Screenshot 2019-09-05 at 13 10 23

kinbug stale

Source

DNAlchemist

Most helpful comment

@guillep2k I think the problem is when you changed some repository from public to private or removed some user's permissions of some repositories. the indexer may not be updated.

@lunny Whether or not the indexer is updated should not affect this. The indexer processes all repositories, no matter their status. The search function however filters by permissions at the moment of the user action, so I don't see how the results list could be outdated:

https://github.com/go-gitea/gitea/blob/c03d75fbd51174d0e7ffdbaf9e9e253438d06cf7/routers/home.go#L303-L309

guillep2k on 6 Sep 2019

👍2

All 6 comments

I'll give this a look.

guillep2k on 5 Sep 2019

👍2

@DNAlchemist I'm unable to reproduce, neither with my prod version (1.9.2) or the latest master (79c8bc0e51db9ef1579b72d0510cac9aaded06db).

Isn't it possible that you have some misbehaving caching entity in between (e.g. a proxy)?

My test workflow was:

With an admin user:

I navigated to http://__my_server__/explore/code
Enter a search term I knew would bring results (e.g. watermelon).
A list of matches shows up. As the user is admin, I've get matches from all repositories that have watermelon in a file. Most of them are marked as private.
Clicked on any repository link or [View File] button from the results; they all work as expected.

Then I've created a testuser user, no special permissions, no teams.

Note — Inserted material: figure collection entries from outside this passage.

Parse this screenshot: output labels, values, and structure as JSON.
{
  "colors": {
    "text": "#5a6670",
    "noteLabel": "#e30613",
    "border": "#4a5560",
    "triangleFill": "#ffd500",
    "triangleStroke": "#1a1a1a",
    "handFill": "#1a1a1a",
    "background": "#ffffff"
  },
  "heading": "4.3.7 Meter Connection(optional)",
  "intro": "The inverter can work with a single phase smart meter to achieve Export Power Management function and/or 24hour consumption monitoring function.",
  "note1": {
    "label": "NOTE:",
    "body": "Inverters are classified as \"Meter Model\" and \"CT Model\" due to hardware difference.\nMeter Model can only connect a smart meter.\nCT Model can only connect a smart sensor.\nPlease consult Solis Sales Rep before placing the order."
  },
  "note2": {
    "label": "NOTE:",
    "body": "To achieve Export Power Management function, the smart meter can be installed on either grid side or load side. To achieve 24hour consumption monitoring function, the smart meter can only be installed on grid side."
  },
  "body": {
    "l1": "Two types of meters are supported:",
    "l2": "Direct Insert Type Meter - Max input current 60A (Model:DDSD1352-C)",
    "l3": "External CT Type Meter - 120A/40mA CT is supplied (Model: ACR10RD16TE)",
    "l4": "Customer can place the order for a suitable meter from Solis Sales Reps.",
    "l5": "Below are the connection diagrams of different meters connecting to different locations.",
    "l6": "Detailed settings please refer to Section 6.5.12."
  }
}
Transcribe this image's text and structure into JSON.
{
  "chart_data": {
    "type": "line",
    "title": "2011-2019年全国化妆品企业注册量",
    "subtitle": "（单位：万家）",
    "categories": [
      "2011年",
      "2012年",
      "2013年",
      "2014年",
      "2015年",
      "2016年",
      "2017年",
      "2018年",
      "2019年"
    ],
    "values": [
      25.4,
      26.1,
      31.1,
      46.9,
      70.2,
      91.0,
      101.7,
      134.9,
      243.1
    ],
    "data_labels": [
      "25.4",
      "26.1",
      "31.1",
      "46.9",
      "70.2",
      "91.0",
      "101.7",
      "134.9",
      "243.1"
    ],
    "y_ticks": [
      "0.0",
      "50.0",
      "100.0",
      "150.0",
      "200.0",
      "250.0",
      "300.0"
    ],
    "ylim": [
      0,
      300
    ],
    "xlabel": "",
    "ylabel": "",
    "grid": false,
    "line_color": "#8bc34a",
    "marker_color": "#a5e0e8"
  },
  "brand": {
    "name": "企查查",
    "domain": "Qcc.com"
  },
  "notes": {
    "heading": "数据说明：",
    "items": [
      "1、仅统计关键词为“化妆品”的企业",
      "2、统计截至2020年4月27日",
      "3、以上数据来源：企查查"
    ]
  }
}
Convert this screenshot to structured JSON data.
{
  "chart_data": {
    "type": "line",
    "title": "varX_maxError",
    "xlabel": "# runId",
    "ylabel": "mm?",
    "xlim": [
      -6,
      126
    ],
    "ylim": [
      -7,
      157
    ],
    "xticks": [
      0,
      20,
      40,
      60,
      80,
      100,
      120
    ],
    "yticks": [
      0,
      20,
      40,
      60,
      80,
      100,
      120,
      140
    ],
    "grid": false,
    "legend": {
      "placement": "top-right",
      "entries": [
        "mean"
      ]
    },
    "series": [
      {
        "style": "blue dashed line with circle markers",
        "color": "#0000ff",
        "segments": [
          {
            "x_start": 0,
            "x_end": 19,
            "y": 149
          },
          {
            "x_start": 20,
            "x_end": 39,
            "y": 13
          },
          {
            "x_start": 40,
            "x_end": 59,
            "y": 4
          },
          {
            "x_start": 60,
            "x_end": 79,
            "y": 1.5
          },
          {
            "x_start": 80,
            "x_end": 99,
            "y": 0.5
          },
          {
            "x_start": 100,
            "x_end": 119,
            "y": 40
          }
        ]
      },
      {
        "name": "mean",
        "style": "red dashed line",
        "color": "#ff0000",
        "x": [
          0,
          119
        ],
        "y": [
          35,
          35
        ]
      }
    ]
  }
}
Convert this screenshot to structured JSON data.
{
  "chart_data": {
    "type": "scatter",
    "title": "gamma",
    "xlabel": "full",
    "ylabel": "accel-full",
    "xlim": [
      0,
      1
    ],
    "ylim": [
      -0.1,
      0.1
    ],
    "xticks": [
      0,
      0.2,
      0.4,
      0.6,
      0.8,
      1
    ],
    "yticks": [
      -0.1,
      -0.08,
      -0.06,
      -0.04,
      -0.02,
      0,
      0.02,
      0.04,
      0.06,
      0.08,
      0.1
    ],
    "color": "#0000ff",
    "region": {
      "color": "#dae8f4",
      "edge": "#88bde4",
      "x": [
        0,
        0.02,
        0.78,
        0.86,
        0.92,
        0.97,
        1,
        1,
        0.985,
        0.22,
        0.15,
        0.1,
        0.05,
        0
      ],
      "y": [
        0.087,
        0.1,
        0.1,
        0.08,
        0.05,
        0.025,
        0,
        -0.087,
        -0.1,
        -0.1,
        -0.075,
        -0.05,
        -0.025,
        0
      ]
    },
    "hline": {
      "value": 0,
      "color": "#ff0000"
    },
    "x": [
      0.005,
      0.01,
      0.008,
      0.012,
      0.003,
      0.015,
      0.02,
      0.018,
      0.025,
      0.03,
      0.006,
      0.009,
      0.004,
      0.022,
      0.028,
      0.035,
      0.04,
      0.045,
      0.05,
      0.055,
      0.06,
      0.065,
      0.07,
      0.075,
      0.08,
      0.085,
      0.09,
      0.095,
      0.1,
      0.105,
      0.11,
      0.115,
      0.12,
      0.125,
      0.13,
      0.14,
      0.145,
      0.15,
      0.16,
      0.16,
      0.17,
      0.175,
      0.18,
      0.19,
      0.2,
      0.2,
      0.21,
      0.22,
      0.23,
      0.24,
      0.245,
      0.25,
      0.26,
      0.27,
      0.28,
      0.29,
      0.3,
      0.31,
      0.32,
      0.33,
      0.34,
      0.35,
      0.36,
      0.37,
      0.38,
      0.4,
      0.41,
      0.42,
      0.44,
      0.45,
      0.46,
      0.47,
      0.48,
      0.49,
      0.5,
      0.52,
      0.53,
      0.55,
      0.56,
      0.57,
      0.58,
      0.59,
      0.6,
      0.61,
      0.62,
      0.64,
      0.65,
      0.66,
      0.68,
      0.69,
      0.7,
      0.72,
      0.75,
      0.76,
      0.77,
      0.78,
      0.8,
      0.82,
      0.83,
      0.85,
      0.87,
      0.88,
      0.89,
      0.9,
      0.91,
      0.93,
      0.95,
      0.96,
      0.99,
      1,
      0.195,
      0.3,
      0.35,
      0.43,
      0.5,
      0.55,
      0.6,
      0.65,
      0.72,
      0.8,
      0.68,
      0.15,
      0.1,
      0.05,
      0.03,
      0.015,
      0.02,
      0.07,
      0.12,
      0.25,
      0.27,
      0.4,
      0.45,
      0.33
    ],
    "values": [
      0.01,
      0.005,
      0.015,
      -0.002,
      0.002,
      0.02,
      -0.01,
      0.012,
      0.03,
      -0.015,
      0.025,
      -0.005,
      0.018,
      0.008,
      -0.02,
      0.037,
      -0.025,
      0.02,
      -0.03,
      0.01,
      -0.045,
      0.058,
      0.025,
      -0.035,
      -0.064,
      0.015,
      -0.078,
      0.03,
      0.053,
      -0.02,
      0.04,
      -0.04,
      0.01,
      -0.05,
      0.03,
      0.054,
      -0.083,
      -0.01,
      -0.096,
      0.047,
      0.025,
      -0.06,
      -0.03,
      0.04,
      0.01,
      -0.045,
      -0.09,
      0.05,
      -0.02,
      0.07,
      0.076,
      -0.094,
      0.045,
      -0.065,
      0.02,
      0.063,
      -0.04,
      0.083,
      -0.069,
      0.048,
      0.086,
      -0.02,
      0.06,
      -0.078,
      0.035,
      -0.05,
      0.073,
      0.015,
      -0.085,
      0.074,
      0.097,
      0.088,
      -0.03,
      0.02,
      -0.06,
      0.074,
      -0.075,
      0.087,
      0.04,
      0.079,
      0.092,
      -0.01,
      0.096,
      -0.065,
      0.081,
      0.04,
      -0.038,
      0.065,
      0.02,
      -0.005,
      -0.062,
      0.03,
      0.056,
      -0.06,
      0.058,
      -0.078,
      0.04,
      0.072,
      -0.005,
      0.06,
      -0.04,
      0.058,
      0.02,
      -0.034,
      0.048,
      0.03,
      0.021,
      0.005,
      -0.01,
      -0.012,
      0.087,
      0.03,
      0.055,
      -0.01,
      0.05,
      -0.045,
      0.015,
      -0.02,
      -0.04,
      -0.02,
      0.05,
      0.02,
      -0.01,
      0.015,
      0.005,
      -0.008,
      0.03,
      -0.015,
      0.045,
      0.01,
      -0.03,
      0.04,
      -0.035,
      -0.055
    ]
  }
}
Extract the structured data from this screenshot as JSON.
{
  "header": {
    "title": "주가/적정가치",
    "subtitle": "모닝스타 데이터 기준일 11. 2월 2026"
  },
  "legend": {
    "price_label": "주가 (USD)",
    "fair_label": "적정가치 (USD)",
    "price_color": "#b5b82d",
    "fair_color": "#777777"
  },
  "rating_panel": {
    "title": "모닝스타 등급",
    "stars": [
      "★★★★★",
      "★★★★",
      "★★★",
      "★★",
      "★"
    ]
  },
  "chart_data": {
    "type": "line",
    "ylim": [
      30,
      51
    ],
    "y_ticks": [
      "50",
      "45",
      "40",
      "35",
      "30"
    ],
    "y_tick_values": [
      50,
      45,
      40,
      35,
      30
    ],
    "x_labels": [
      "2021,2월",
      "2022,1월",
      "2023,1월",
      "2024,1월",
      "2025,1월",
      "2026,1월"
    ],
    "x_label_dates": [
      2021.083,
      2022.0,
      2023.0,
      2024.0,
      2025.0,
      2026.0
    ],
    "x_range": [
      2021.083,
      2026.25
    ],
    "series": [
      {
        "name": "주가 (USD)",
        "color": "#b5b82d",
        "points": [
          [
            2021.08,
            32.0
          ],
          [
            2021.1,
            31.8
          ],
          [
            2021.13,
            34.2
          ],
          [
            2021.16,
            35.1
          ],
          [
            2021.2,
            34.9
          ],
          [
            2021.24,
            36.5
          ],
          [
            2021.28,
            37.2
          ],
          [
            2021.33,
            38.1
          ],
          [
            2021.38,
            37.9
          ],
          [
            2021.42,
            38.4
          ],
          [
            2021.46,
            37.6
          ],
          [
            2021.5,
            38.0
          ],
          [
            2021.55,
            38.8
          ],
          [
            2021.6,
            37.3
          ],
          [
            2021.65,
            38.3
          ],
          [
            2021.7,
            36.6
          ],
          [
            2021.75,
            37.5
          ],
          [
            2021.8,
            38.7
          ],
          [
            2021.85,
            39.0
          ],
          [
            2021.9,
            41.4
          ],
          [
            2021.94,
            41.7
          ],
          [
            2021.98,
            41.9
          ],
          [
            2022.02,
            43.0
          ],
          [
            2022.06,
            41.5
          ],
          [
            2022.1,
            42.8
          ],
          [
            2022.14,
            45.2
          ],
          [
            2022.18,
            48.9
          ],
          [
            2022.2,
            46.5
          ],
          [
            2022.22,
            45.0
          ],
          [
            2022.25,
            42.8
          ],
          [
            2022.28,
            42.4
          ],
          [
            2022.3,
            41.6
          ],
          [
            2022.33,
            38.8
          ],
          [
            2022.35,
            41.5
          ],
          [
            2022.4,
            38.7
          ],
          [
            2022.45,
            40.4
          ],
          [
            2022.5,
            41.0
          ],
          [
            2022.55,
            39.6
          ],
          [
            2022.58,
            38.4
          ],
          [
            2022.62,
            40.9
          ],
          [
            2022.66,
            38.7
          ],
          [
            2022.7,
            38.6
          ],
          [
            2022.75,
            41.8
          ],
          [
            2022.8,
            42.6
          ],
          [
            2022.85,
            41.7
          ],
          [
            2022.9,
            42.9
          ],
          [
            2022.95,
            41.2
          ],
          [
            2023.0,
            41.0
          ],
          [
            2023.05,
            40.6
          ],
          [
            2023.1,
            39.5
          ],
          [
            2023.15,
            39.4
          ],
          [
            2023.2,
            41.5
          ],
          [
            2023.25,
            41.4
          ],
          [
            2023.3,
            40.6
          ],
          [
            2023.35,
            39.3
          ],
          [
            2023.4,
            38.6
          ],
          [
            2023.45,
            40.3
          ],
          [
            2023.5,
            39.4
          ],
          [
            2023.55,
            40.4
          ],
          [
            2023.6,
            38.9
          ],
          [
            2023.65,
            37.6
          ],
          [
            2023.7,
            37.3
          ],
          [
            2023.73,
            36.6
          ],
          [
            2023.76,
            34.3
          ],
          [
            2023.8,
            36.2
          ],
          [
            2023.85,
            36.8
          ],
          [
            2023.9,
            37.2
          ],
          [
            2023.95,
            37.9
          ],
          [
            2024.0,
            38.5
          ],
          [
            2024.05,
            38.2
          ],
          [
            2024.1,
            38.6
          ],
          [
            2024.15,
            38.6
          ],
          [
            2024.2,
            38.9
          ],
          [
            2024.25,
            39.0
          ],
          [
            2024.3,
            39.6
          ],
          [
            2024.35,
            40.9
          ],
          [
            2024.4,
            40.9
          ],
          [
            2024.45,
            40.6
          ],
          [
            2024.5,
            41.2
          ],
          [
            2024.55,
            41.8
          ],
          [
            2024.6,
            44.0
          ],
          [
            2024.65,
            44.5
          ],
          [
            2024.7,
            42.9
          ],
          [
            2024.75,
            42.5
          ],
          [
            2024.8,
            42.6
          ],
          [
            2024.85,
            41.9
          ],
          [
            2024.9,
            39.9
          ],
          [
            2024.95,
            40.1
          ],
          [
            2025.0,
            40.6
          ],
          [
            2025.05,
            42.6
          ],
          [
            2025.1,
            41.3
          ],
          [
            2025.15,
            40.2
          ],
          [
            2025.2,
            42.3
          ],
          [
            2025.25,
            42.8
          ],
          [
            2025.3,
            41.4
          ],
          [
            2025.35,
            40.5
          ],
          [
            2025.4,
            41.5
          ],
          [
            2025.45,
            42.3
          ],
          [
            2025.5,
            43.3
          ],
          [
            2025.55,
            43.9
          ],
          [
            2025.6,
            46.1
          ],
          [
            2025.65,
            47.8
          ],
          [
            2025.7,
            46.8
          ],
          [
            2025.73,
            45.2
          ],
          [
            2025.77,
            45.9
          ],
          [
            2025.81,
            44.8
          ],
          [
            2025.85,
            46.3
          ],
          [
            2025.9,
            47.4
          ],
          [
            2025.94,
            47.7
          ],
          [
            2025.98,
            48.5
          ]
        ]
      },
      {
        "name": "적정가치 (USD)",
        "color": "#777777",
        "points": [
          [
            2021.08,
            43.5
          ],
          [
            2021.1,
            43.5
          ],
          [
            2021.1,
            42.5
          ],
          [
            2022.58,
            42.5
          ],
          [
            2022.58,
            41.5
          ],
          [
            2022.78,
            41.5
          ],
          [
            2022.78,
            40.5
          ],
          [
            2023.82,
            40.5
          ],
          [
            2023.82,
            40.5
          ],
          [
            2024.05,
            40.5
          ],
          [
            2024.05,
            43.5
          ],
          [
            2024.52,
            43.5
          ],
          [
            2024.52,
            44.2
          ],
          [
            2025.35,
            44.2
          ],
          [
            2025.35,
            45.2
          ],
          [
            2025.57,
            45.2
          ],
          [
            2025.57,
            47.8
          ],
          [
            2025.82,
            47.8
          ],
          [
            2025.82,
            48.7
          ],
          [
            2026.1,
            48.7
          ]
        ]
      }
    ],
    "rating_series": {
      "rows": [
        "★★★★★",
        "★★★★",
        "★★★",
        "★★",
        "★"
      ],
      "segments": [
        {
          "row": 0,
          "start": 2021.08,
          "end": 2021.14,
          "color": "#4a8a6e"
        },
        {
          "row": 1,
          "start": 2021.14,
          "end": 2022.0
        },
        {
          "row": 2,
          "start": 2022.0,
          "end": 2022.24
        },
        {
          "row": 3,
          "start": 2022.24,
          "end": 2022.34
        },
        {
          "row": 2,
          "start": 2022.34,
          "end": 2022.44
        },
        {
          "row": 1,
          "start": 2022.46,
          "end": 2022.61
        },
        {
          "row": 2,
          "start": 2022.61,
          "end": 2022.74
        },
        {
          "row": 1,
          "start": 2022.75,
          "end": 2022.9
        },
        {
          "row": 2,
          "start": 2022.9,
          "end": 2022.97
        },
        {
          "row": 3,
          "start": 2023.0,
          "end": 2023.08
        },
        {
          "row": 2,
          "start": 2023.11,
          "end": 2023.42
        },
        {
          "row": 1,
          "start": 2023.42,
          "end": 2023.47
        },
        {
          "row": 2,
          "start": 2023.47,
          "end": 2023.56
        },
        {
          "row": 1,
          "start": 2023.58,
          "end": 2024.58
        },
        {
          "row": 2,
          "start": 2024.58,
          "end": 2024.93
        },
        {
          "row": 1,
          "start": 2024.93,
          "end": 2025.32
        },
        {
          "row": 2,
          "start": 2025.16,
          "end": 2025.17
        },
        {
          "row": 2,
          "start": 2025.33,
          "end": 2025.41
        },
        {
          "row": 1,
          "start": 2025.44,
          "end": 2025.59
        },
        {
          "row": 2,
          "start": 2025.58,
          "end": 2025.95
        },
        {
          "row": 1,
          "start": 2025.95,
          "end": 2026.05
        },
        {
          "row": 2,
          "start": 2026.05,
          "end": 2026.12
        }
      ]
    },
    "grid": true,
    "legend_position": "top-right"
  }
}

I've logged in and:

I navigated to http://__my_server__/explore/code
Entered watermelon as a search term.
I've only got results from repositories not marked as private.
Clicked on any repository link or [View File] button from the results; they all work as expected.

Finally, I've logged off, set REQUIRE_SIGNIN_VIEW=off (my normal setting is on) and:

I navigated to http://__my_server__/explore/code
Entered watermelon as a search term.
I've only got results from repositories not marked as private.
Clicked on any repository link or [View File] button from the results; they all work as expected.

guillep2k on 6 Sep 2019

@guillep2k I think the problem is when you changed some repository from public to private or removed some user's permissions of some repositories. the indexer may not be updated.

lunny on 6 Sep 2019

@guillep2k I think the problem is when you changed some repository from public to private or removed some user's permissions of some repositories. the indexer may not be updated.

https://github.com/go-gitea/gitea/blob/c03d75fbd51174d0e7ffdbaf9e9e253438d06cf7/routers/home.go#L303-L309

guillep2k on 6 Sep 2019

👍2

This issue has been automatically marked as stale because it has not had recent activity. It will be closed if no further activity occurs during the next 2 weeks. Thank you for your contributions.